Trois prêtres ont été accusés d’agressions sexuelles sur des mineurs au Saguenay-Lac-Saint-Jean et l’un d’eux a été réintégré au sein du Diocèse de Chicoutimi. Condamné à 18 mois de prison en 1992 pour des crimes commis sur des garçons, le curé Raymond Lebel a été réembauché au sein de l’Église, après avoir purgé sa peine.

Celui qui avait été responsable de paroisses dans le secteur de Jonquière n’a toutefois effectué que des tâches administratives, confirme le Diocèse de Chicoutimi. Il s’agissait de la meilleure façon à l’époque pour surveiller le prêtre.

En effet, autre temps, autres mœurs. Les démarches pour laïciser un prêtre étaient plus complexes, d’où l’attitude clémente de l’Église envers ses curés condamnés. La réforme des procédures canoniques, plus sévères à l’endroit des prêtres agresseurs, a été mise en place en 2010.

Dans le cas du curé Maurice Perron, reconnu coupable au début des années 2000, le Diocèse de Chicoutimi n’a pas eu à le réintégrer. Le prêtre jeannois a quitté la région.

Plus récemment, l’abbé Paul-André Harvey s’est volontairement laïcisé, pour éviter un procès canonique. Il est décédé en prison au début du mois de mai.
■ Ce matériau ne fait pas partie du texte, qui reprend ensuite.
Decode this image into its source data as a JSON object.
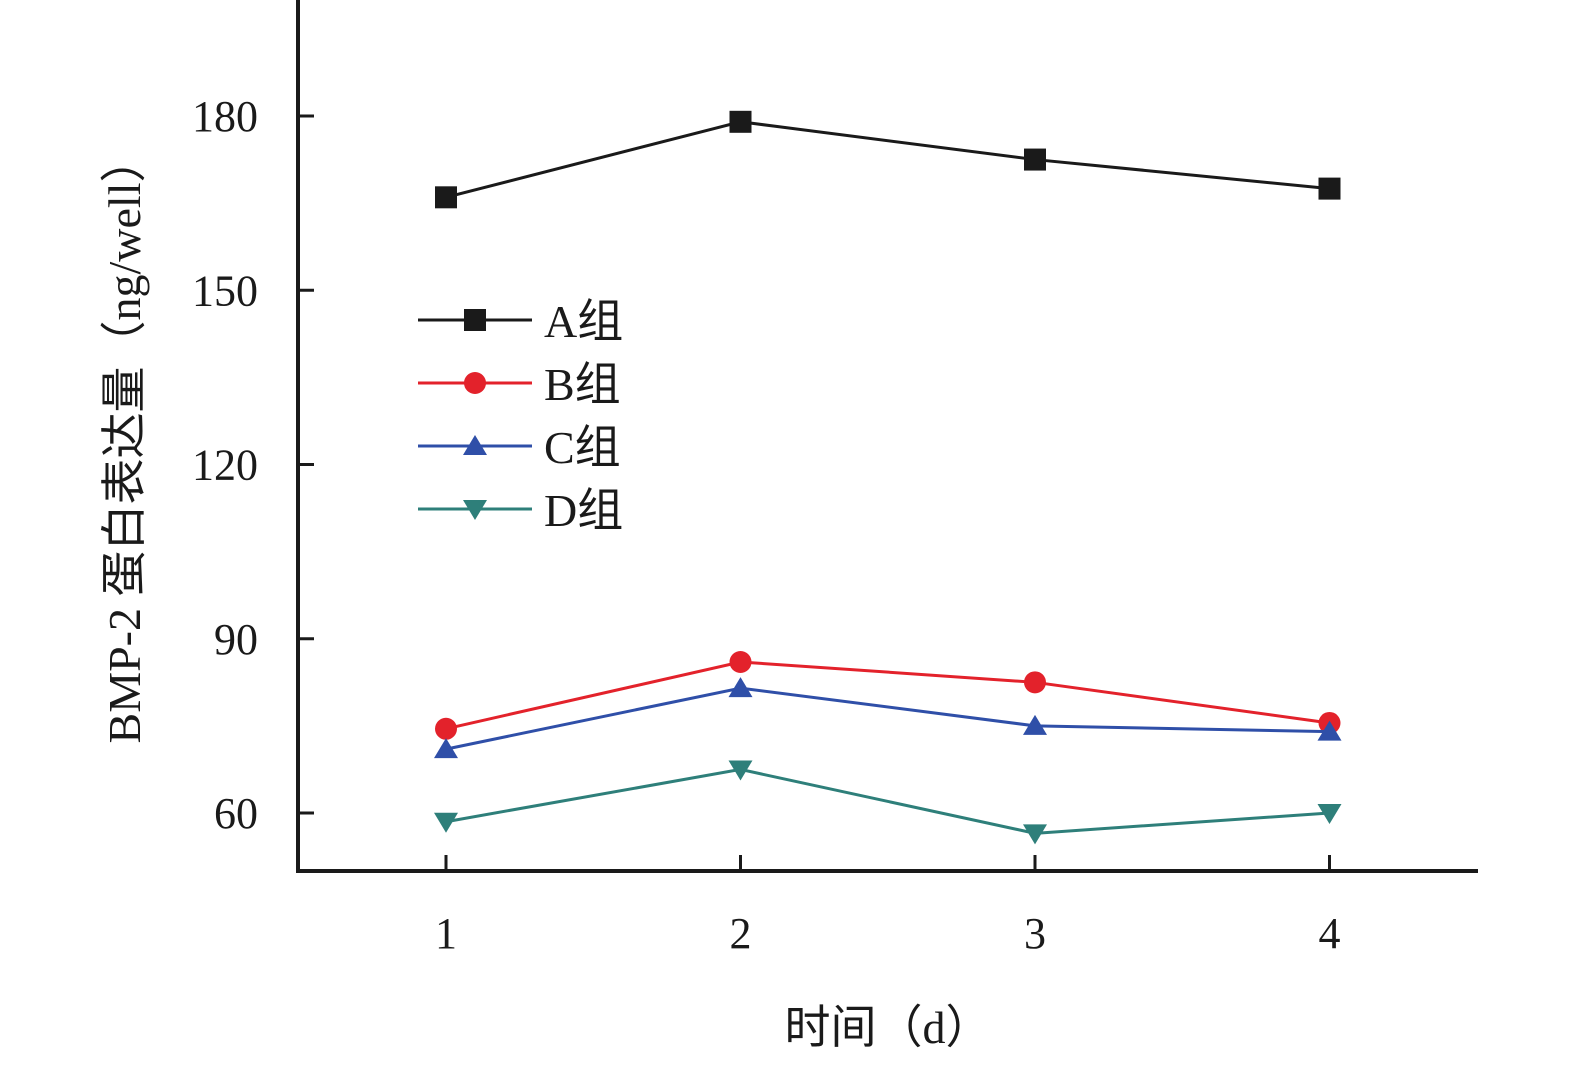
{
  "chart_data": {
    "type": "line",
    "x": [
      1,
      2,
      3,
      4
    ],
    "xlabel": "时间（d）",
    "ylabel": "BMP-2 蛋白表达量（ng/well）",
    "xlim": [
      0.5,
      4.5
    ],
    "ylim": [
      50,
      200
    ],
    "xticks": [
      1,
      2,
      3,
      4
    ],
    "yticks": [
      60,
      90,
      120,
      150,
      180
    ],
    "grid": false,
    "legend_position": "center-left",
    "series": [
      {
        "name": "A组",
        "values": [
          166,
          179,
          172.5,
          167.5
        ],
        "color": "#1a1a1a",
        "marker": "square"
      },
      {
        "name": "B组",
        "values": [
          74.5,
          86,
          82.5,
          75.5
        ],
        "color": "#e3222b",
        "marker": "circle"
      },
      {
        "name": "C组",
        "values": [
          71,
          81.5,
          75,
          74
        ],
        "color": "#2f4fa8",
        "marker": "triangle-up"
      },
      {
        "name": "D组",
        "values": [
          58.5,
          67.5,
          56.5,
          60
        ],
        "color": "#2e7f7a",
        "marker": "triangle-down"
      }
    ]
  }
}
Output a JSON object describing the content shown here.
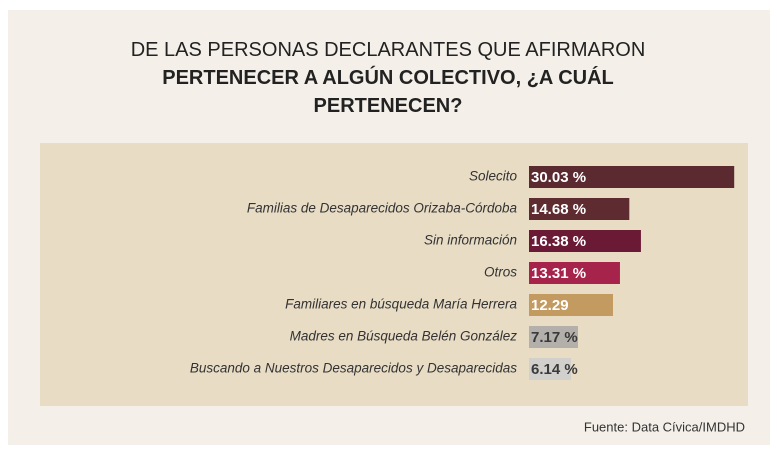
{
  "chart_data": {
    "type": "barh",
    "title": "DE LAS PERSONAS DECLARANTES QUE AFIRMARON",
    "title_emphasis": "PERTENECER A ALGÚN COLECTIVO, ¿A CUÁL PERTENECEN?",
    "categories": [
      "Solecito",
      "Familias de Desaparecidos Orizaba-Córdoba",
      "Sin información",
      "Otros",
      "Familiares en búsqueda María Herrera",
      "Madres en Búsqueda Belén González",
      "Buscando a Nuestros Desaparecidos y Desaparecidas"
    ],
    "series": [
      {
        "values": [
          30.03,
          14.68,
          16.38,
          13.31,
          12.29,
          7.17,
          6.14
        ],
        "value_labels": [
          "30.03 %",
          "14.68 %",
          "16.38 %",
          "13.31 %",
          "12.29",
          "7.17 %",
          "6.14 %"
        ],
        "colors": [
          "#5b2a30",
          "#5e2b30",
          "#6a1a35",
          "#a6244b",
          "#c39a5f",
          "#b3afaa",
          "#d2d0cd"
        ]
      }
    ],
    "xlim": [
      0,
      30
    ],
    "source": "Fuente: Data Cívica/IMDHD"
  }
}
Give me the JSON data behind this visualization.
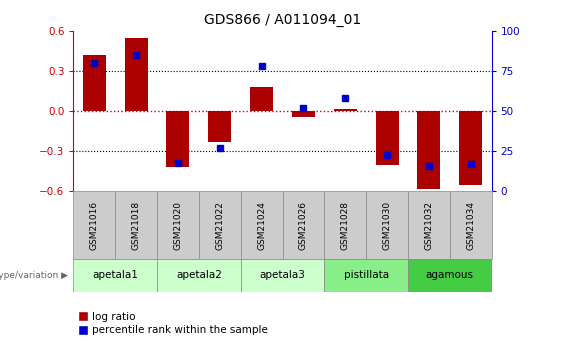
{
  "title": "GDS866 / A011094_01",
  "samples": [
    "GSM21016",
    "GSM21018",
    "GSM21020",
    "GSM21022",
    "GSM21024",
    "GSM21026",
    "GSM21028",
    "GSM21030",
    "GSM21032",
    "GSM21034"
  ],
  "log_ratio": [
    0.42,
    0.55,
    -0.42,
    -0.23,
    0.18,
    -0.04,
    0.02,
    -0.4,
    -0.58,
    -0.55
  ],
  "percentile_rank": [
    80,
    85,
    18,
    27,
    78,
    52,
    58,
    23,
    16,
    17
  ],
  "ylim": [
    -0.6,
    0.6
  ],
  "yticks_left": [
    -0.6,
    -0.3,
    0.0,
    0.3,
    0.6
  ],
  "yticks_right": [
    0,
    25,
    50,
    75,
    100
  ],
  "bar_color": "#aa0000",
  "dot_color": "#0000cc",
  "grid_color": "#000000",
  "zero_line_color": "#cc0000",
  "axis_left_color": "#cc0000",
  "axis_right_color": "#0000cc",
  "background_color": "#ffffff",
  "legend_red_label": "log ratio",
  "legend_blue_label": "percentile rank within the sample",
  "group_labels": [
    "apetala1",
    "apetala2",
    "apetala3",
    "pistillata",
    "agamous"
  ],
  "group_colors": [
    "#ccffcc",
    "#ccffcc",
    "#ccffcc",
    "#88ee88",
    "#44cc44"
  ],
  "group_starts": [
    0,
    2,
    4,
    6,
    8
  ],
  "group_ends": [
    2,
    4,
    6,
    8,
    10
  ],
  "sample_box_color": "#cccccc",
  "sample_box_edge": "#888888",
  "group_box_edge": "#888888"
}
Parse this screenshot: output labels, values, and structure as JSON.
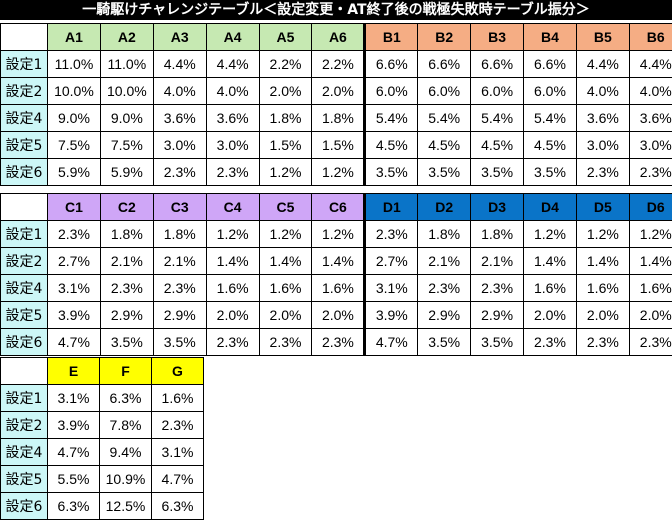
{
  "title": "一騎駆けチャレンジテーブル＜設定変更・AT終了後の戦極失敗時テーブル振分＞",
  "row_labels": [
    "設定1",
    "設定2",
    "設定4",
    "設定5",
    "設定6"
  ],
  "tables": [
    {
      "groups": [
        {
          "color": "#c6e9b2",
          "columns": [
            "A1",
            "A2",
            "A3",
            "A4",
            "A5",
            "A6"
          ],
          "rows": [
            [
              "11.0%",
              "11.0%",
              "4.4%",
              "4.4%",
              "2.2%",
              "2.2%"
            ],
            [
              "10.0%",
              "10.0%",
              "4.0%",
              "4.0%",
              "2.0%",
              "2.0%"
            ],
            [
              "9.0%",
              "9.0%",
              "3.6%",
              "3.6%",
              "1.8%",
              "1.8%"
            ],
            [
              "7.5%",
              "7.5%",
              "3.0%",
              "3.0%",
              "1.5%",
              "1.5%"
            ],
            [
              "5.9%",
              "5.9%",
              "2.3%",
              "2.3%",
              "1.2%",
              "1.2%"
            ]
          ]
        },
        {
          "color": "#f5ad84",
          "columns": [
            "B1",
            "B2",
            "B3",
            "B4",
            "B5",
            "B6"
          ],
          "rows": [
            [
              "6.6%",
              "6.6%",
              "6.6%",
              "6.6%",
              "4.4%",
              "4.4%"
            ],
            [
              "6.0%",
              "6.0%",
              "6.0%",
              "6.0%",
              "4.0%",
              "4.0%"
            ],
            [
              "5.4%",
              "5.4%",
              "5.4%",
              "5.4%",
              "3.6%",
              "3.6%"
            ],
            [
              "4.5%",
              "4.5%",
              "4.5%",
              "4.5%",
              "3.0%",
              "3.0%"
            ],
            [
              "3.5%",
              "3.5%",
              "3.5%",
              "3.5%",
              "2.3%",
              "2.3%"
            ]
          ]
        }
      ]
    },
    {
      "groups": [
        {
          "color": "#cfa6f7",
          "columns": [
            "C1",
            "C2",
            "C3",
            "C4",
            "C5",
            "C6"
          ],
          "rows": [
            [
              "2.3%",
              "1.8%",
              "1.8%",
              "1.2%",
              "1.2%",
              "1.2%"
            ],
            [
              "2.7%",
              "2.1%",
              "2.1%",
              "1.4%",
              "1.4%",
              "1.4%"
            ],
            [
              "3.1%",
              "2.3%",
              "2.3%",
              "1.6%",
              "1.6%",
              "1.6%"
            ],
            [
              "3.9%",
              "2.9%",
              "2.9%",
              "2.0%",
              "2.0%",
              "2.0%"
            ],
            [
              "4.7%",
              "3.5%",
              "3.5%",
              "2.3%",
              "2.3%",
              "2.3%"
            ]
          ]
        },
        {
          "color": "#0a74c8",
          "columns": [
            "D1",
            "D2",
            "D3",
            "D4",
            "D5",
            "D6"
          ],
          "rows": [
            [
              "2.3%",
              "1.8%",
              "1.8%",
              "1.2%",
              "1.2%",
              "1.2%"
            ],
            [
              "2.7%",
              "2.1%",
              "2.1%",
              "1.4%",
              "1.4%",
              "1.4%"
            ],
            [
              "3.1%",
              "2.3%",
              "2.3%",
              "1.6%",
              "1.6%",
              "1.6%"
            ],
            [
              "3.9%",
              "2.9%",
              "2.9%",
              "2.0%",
              "2.0%",
              "2.0%"
            ],
            [
              "4.7%",
              "3.5%",
              "3.5%",
              "2.3%",
              "2.3%",
              "2.3%"
            ]
          ]
        }
      ]
    },
    {
      "groups": [
        {
          "color": "#ffff00",
          "columns": [
            "E",
            "F",
            "G"
          ],
          "rows": [
            [
              "3.1%",
              "6.3%",
              "1.6%"
            ],
            [
              "3.9%",
              "7.8%",
              "2.3%"
            ],
            [
              "4.7%",
              "9.4%",
              "3.1%"
            ],
            [
              "5.5%",
              "10.9%",
              "4.7%"
            ],
            [
              "6.3%",
              "12.5%",
              "6.3%"
            ]
          ]
        }
      ]
    }
  ]
}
« Dans le cas du prêtre Raymond Lebel, c’est le Diocèse qui l’a dénoncé aux autorités. À son retour, on s’est assuré qu’il ne soit pas en contact avec la clientèle. Il n’a fait que du travail administratif », a précisé Me Estelle Tremblay, l’avocate du Diocèse.

En effet, Lebel a conservé son titre de prêtre, mais n’a jamais retrouvé de responsabilités pastorales. Il est demeuré à l’emploi pendant quatre ans, avant de prendre sa retraite.

Aujourd’hui à 84 ans, Raymond Lebel agit bénévolement à titre d’aumônier pour les sœurs et secrétaire sur le comité presbytéral.

Lebel, rappelons-le, a plaidé coupable à des accusations de grossière indécence et d’attouchements sexuels sur trois adolescents. Selon la preuve, les gestes reprochés se déroulaient au chalet du religieux.